Fiction Reviews


Distress

(1995/ 2008) Greg Egan, Gollancz, 7.99, pbk, 424 pp, ISBN 978-0-575-0-8173-4

 

Gollancz have re-released Greg Egan's 1995 novel Distress as part of his complete backlist reprint to coincide with the publication of his 2008 novel Incandescence and done so with a rather decently themed list livery. So for what it is worth this is now the time to go out and stock up on Egan's half dozen or so novels and a couple of collections of shorts.

Distress itself is the story of a future (vid) journalist who gets fed up with working on biotechnology stories whose ethics can be a bit dodgy. So he decides to switch to fundamental physics and that of TOEs (theory's of everything). In doing so he leaves behind work including that on 'Distress': a new, seemingly non-pathogenic, disease syndrome that causes its sufferers to experience severe melancholy sometimes to the point of suicide.

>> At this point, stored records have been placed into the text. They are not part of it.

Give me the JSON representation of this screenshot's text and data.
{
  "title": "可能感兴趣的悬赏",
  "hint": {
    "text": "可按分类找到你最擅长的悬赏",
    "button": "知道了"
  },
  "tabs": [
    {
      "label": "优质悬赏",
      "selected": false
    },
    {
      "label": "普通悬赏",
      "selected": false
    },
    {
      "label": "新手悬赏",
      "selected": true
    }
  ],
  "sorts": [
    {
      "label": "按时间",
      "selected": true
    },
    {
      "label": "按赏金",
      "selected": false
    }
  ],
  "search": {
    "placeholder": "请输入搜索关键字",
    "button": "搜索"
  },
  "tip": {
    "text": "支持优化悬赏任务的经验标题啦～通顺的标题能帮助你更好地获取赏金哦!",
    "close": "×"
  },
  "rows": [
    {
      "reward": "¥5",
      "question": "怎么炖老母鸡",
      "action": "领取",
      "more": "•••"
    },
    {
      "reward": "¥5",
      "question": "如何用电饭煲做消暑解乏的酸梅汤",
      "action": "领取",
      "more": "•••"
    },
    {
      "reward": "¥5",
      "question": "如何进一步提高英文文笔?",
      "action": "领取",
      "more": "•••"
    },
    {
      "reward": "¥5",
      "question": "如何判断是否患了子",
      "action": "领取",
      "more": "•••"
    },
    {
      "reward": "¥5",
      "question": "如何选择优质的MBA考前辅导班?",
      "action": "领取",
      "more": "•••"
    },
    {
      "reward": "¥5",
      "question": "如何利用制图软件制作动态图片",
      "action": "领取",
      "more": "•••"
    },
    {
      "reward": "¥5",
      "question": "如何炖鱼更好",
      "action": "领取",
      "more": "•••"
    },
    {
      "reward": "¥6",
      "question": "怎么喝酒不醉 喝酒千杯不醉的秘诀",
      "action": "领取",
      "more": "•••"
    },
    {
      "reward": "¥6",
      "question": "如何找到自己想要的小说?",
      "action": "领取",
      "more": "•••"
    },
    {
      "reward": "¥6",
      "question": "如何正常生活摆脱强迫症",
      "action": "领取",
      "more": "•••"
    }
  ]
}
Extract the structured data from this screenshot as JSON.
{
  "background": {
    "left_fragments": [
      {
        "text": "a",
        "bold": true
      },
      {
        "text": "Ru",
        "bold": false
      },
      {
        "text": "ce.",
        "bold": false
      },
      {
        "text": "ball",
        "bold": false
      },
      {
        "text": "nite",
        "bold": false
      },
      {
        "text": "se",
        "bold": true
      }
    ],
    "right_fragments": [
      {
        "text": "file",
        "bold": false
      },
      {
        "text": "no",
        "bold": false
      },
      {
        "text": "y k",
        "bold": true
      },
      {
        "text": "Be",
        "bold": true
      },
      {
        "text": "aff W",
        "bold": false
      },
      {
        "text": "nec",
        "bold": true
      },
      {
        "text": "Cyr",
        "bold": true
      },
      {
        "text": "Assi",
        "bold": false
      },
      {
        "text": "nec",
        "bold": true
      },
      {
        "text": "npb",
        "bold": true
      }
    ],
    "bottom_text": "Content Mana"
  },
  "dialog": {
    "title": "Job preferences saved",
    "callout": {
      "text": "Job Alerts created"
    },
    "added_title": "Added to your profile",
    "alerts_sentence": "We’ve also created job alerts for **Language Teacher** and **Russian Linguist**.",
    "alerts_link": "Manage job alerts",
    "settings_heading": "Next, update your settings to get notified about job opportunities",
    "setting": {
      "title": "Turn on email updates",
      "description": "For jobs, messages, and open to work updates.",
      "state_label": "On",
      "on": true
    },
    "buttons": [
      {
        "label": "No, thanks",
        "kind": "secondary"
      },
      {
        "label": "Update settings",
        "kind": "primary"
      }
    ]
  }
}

Our journalist is to base his science story around a symposium of TOE physicists that is taking place on an artificial, bio-engineered island whose citizens do not respect bio-patents and so are regarded as a semi-outlaw state. However he soon discovers that not only are theories-of-everything fascinating for physicists and popular science, but they also attract their share of geeks, wacky adherents, quasi-religious nuts etc. All well and good and some of these might add some grist to our journalist's mill. However when some physicists start to go missing and one, Violet Mosala, due to present a breakthrough paper, comes under threat. Clearly something serious is afoot. Could it be that in unravelling the theory of everything the Universe itself might be affected? If so what would be the consequences?

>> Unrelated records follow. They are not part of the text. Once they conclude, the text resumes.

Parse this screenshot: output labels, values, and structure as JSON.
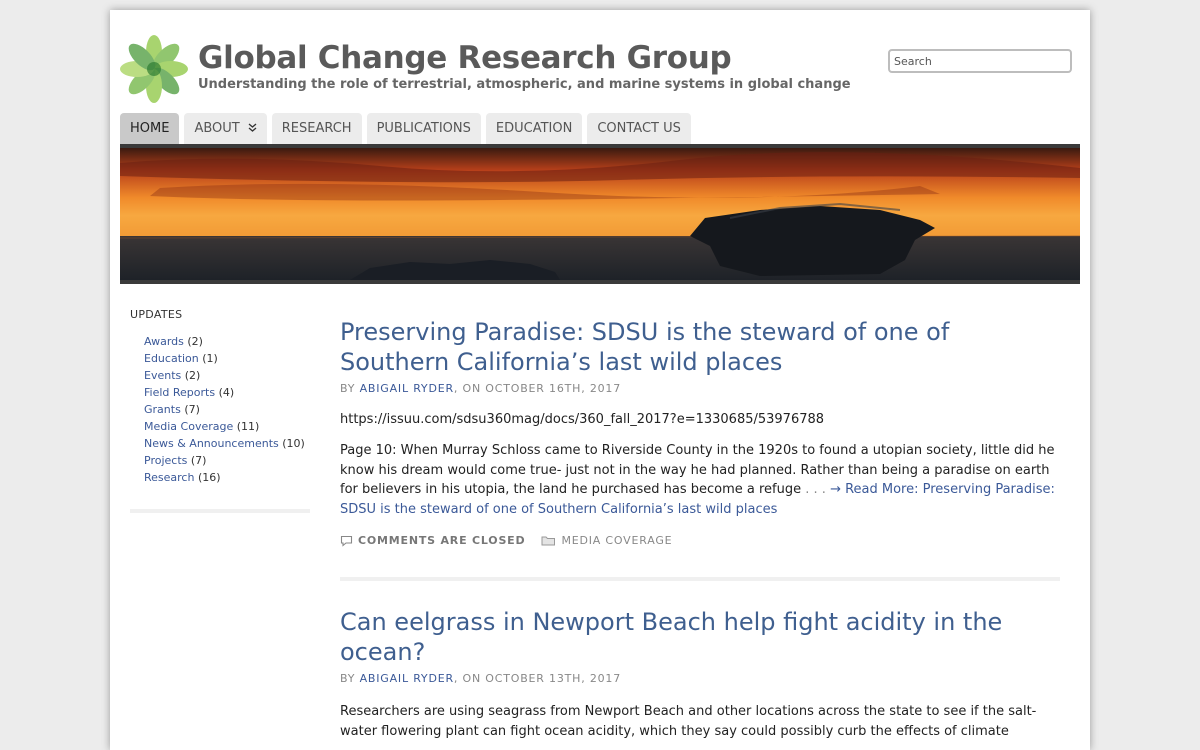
{
  "site": {
    "title": "Global Change Research Group",
    "tagline": "Understanding the role of terrestrial, atmospheric, and marine systems in global change"
  },
  "search": {
    "placeholder": "Search"
  },
  "nav": {
    "items": [
      {
        "label": "HOME"
      },
      {
        "label": "ABOUT"
      },
      {
        "label": "RESEARCH"
      },
      {
        "label": "PUBLICATIONS"
      },
      {
        "label": "EDUCATION"
      },
      {
        "label": "CONTACT US"
      }
    ]
  },
  "sidebar": {
    "title": "UPDATES",
    "categories": [
      {
        "name": "Awards",
        "count": "(2)"
      },
      {
        "name": "Education",
        "count": "(1)"
      },
      {
        "name": "Events",
        "count": "(2)"
      },
      {
        "name": "Field Reports",
        "count": "(4)"
      },
      {
        "name": "Grants",
        "count": "(7)"
      },
      {
        "name": "Media Coverage",
        "count": "(11)"
      },
      {
        "name": "News & Announcements",
        "count": "(10)"
      },
      {
        "name": "Projects",
        "count": "(7)"
      },
      {
        "name": "Research",
        "count": "(16)"
      }
    ]
  },
  "posts": [
    {
      "title": "Preserving Paradise: SDSU is the steward of one of Southern California’s last wild places",
      "by": "BY",
      "author": "ABIGAIL RYDER",
      "date": ", ON OCTOBER 16TH, 2017",
      "url": "https://issuu.com/sdsu360mag/docs/360_fall_2017?e=1330685/53976788",
      "excerpt": "Page 10: When Murray Schloss came to Riverside County in the 1920s to found a utopian society, little did he know his dream would come true- just not in the way he had planned. Rather than being a paradise on earth for believers in his utopia, the land he purchased has become a refuge",
      "dots": " . . . ",
      "read_more": "→ Read More: Preserving Paradise: SDSU is the steward of one of Southern California’s last wild places",
      "comments": "COMMENTS ARE CLOSED",
      "category": "MEDIA COVERAGE"
    },
    {
      "title": "Can eelgrass in Newport Beach help fight acidity in the ocean?",
      "by": "BY",
      "author": "ABIGAIL RYDER",
      "date": ", ON OCTOBER 13TH, 2017",
      "excerpt": "Researchers are using seagrass from Newport Beach and other locations across the state to see if the salt-water flowering plant can fight ocean acidity, which they say could possibly curb the effects of climate"
    }
  ]
}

This is all heady stuff with which Greg Egan is clearly at home. Yes, there is some make-believe physics but there is also an underpinning of real physics to give the story credibility (as there is with all good SF which of course at the end of the day is 'fiction' with a dash of genuine 'science'). Furthermore a good deal of the novel's philosophical discussion as to the importance of TOEs is applicable to real-life physics such as the work relating to super-colliders. Perhaps the most significant relevance relates to the 'Cosmological Anthropic Principle' which Barrow and Tipler popularised (among science polymaths at any rate) back in the 1980s. Now you do not have to have read Barrow and Tipler to enjoy Distress but if you have (and understand the implications and limitations of that appraisal) then it adds a significant dimension to enjoying the novel. Having said that, if you have not then do not worry as the novel carries itself very well. All you need to really know is that humans need the Universe in which to exist and that humans are capable of elucidating some aspects of the Universe. Combine this with observation having some sort of effect on the observed and you can begin to see certain possibilities.

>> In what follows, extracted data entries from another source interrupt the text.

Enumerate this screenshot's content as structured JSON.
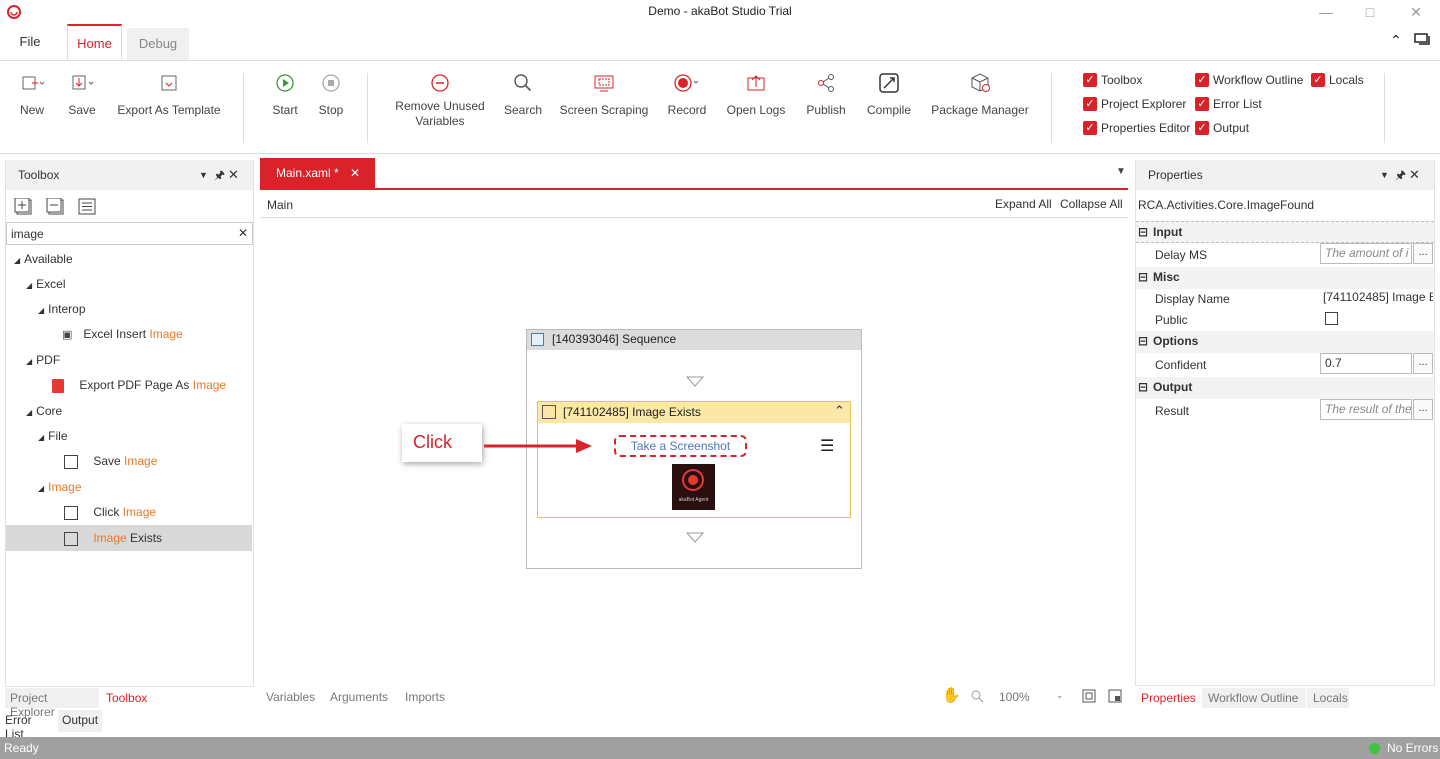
{
  "window": {
    "title": "Demo - akaBot Studio Trial"
  },
  "tabs": {
    "file": "File",
    "home": "Home",
    "debug": "Debug"
  },
  "ribbon": {
    "new": "New",
    "save": "Save",
    "export_template": "Export As Template",
    "start": "Start",
    "stop": "Stop",
    "remove_unused_1": "Remove Unused",
    "remove_unused_2": "Variables",
    "search": "Search",
    "screen_scraping": "Screen Scraping",
    "record": "Record",
    "open_logs": "Open Logs",
    "publish": "Publish",
    "compile": "Compile",
    "package_manager": "Package Manager"
  },
  "view_toggles": {
    "toolbox": "Toolbox",
    "workflow_outline": "Workflow Outline",
    "locals": "Locals",
    "project_explorer": "Project Explorer",
    "error_list": "Error List",
    "properties_editor": "Properties Editor",
    "output": "Output"
  },
  "toolbox": {
    "title": "Toolbox",
    "search_value": "image",
    "available": "Available",
    "excel": "Excel",
    "interop": "Interop",
    "excel_insert_pre": "Excel Insert ",
    "excel_insert_hl": "Image",
    "pdf": "PDF",
    "export_pdf_pre": "Export PDF Page As ",
    "export_pdf_hl": "Image",
    "core": "Core",
    "file": "File",
    "save_image_pre": "Save ",
    "save_image_hl": "Image",
    "image_group": "Image",
    "click_image_pre": "Click ",
    "click_image_hl": "Image",
    "image_exists_hl": "Image",
    "image_exists_post": " Exists"
  },
  "bottom_tabs_left": {
    "project_explorer": "Project Explorer",
    "toolbox": "Toolbox",
    "error_list": "Error List",
    "output": "Output"
  },
  "designer": {
    "tab_label": "Main.xaml *",
    "breadcrumb": "Main",
    "expand_all": "Expand All",
    "collapse_all": "Collapse All",
    "sequence_title": "[140393046] Sequence",
    "activity_title": "[741102485] Image Exists",
    "screenshot_link": "Take a Screenshot",
    "thumbnail_caption": "akaBot Agent",
    "callout": "Click",
    "variables": "Variables",
    "arguments": "Arguments",
    "imports": "Imports",
    "zoom": "100%"
  },
  "properties": {
    "title": "Properties",
    "type_name": "RCA.Activities.Core.ImageFound",
    "cat_input": "Input",
    "delay_ms": "Delay MS",
    "delay_placeholder": "The amount of i",
    "cat_misc": "Misc",
    "display_name": "Display Name",
    "display_name_value": "[741102485] Image E",
    "public": "Public",
    "cat_options": "Options",
    "confident": "Confident",
    "confident_value": "0.7",
    "cat_output": "Output",
    "result": "Result",
    "result_placeholder": "The result of the"
  },
  "bottom_tabs_right": {
    "properties": "Properties",
    "workflow_outline": "Workflow Outline",
    "locals": "Locals"
  },
  "status": {
    "ready": "Ready",
    "errors": "No Errors"
  },
  "colors": {
    "accent": "#d9222a",
    "highlight": "#e8792b",
    "activity_header": "#fbe7a8",
    "status_bar": "#a0a0a0"
  }
}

How does Distress compare to other Egan novels? Well a very critical reader of Egan's oeuvre, though praising his ultra-hard SF, might well complain about many of his characters' cardboard nature. Now Egan is not alone of SF authors to have such criticism levelled at them and here the standard counter is that the essence of SF lies more in 'sense of wonder' and ideas, whereas emotion and character as well as descriptive prose tend to underpin mundane (non-SF) fiction and what is called 'literature'. (Though of course there are SF authors who do all these.) Now I am not going to re-cap this old chestnut here, but I do mention it because this is one of Egan's novels where his protagonist has a far more rounded character. This, and that it is set in the not too distant future, may make this more accessible to non-SF readers though these will still need to have an appreciation of science if they are to make it through to the book's end. However for hard SF buffs and scientists into SF Distress will certainly hit many of the right buttons and for them this novel is most certainly recommended. Greg Egan is a champion at demonstrating that fiction relating to science, as well as science and technological speculation, is one of the most imaginative of human exercises.